Aisha Pittman focused on the way ACOs have successfully implemented value-based care transformation as compared to the fee-for-service system – to the tune of generating more than $17 billion in savings with $6.4 billion being returned to the Medicare Trust Fund over the last decade, all while maintaining high quality scores for their patients. Pittman discussed the way APMs have “produced a ‘spill over’ effect on care delivery across the nation, slowing the overall rate of growth of health care spending.” However, Pittman also noted that MACRA implementation has come with challenges, including incentives favoring MIPS and limited payment models for providers.

Anas Daghestani, MD, spoke to the improvements MACRA has made to Medicare since 2015, while also noting some aspects of the law that have not lived up to their potential and the “substantial opportunities” that exist to “reengineer the law to improve the care of millions of Medicare beneficiaries and obtain far better value for the dollars expended on health care for both beneficiaries and American taxpayers.” Daghestani noted that physician payment under Medicare has fallen more than 25% from 2001 to 2023, when adjusted for inflation. Daghestani suggested “ensuring that all enrollees in the traditional Medicare program – as well as most Medicaid enrollees – are in ‘longitudinal, accountable [relationships] with providers that are responsible for the quality and total cost of their care.’”
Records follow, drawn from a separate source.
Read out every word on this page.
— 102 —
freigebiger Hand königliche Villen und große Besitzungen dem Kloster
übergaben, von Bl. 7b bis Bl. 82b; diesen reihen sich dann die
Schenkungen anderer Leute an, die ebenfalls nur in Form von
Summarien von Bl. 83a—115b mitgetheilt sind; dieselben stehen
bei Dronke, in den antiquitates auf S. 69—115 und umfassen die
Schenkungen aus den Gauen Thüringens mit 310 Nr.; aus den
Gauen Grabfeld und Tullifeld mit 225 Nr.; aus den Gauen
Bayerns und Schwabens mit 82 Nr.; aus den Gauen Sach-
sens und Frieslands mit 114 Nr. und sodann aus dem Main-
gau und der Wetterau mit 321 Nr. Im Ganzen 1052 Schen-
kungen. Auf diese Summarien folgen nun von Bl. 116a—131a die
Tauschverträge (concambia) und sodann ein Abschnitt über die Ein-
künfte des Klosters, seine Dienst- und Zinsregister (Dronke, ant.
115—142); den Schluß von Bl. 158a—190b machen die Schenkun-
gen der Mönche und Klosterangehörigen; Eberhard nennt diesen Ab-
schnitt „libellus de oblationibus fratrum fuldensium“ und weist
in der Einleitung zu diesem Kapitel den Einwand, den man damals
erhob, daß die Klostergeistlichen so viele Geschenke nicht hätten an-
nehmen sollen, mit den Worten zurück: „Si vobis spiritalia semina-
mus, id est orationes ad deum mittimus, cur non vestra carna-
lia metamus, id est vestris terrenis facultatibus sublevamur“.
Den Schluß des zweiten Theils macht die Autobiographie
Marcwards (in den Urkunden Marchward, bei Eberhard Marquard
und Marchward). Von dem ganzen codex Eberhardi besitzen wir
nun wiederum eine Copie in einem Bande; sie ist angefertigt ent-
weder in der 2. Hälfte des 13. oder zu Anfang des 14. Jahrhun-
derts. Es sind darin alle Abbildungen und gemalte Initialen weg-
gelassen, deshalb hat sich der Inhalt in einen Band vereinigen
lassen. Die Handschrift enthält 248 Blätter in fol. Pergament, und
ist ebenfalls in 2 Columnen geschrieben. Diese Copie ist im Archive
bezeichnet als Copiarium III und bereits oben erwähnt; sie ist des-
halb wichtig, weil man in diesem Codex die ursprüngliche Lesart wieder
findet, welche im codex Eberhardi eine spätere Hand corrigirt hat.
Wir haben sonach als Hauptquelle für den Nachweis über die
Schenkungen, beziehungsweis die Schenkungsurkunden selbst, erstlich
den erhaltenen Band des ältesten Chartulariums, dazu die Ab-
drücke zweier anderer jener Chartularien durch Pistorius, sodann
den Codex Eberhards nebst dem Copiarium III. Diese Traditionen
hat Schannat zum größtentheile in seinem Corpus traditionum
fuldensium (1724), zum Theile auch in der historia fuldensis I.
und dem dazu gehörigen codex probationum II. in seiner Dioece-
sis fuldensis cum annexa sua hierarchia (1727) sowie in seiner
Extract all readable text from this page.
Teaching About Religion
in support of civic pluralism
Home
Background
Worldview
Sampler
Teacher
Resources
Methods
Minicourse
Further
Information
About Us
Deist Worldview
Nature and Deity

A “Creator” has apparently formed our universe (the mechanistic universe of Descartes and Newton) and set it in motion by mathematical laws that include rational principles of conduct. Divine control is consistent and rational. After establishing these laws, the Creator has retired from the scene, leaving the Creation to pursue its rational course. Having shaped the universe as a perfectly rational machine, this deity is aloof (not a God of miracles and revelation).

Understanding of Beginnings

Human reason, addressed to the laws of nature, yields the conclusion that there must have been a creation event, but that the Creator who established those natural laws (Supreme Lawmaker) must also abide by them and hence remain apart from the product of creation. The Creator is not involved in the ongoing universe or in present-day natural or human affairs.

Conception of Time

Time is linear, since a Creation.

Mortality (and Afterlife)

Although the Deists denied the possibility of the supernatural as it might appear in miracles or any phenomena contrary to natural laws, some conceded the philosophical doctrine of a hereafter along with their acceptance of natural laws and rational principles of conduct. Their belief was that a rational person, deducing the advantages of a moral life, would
Michael McWilliams, MD, PhD, made several points during his testimony, including that APMs are promising and worth encouraging and that the APM bonus should be extended and restructured for greater effectiveness. McWilliams also noted that “other strategies to support high-quality care should be prioritized,” including “building better data systems to support providers and promoting competition.” McWilliams also stated that any discussions surrounding Medicare reform would need to consider the implications of the rapid growth of the Medicare Advantage program, as if “MA grows, and if APMs resume their growth, the MIPS will soon become obsolete and unworkable as the residual population becomes too small to support it,” and therefore, “any discussion of the value and future of APMs begs for a discussion of the value and future of the Traditional Medicare program, particularly its role as a public option in facilitating regulation of MA and strengthening the Medicare program as a whole.”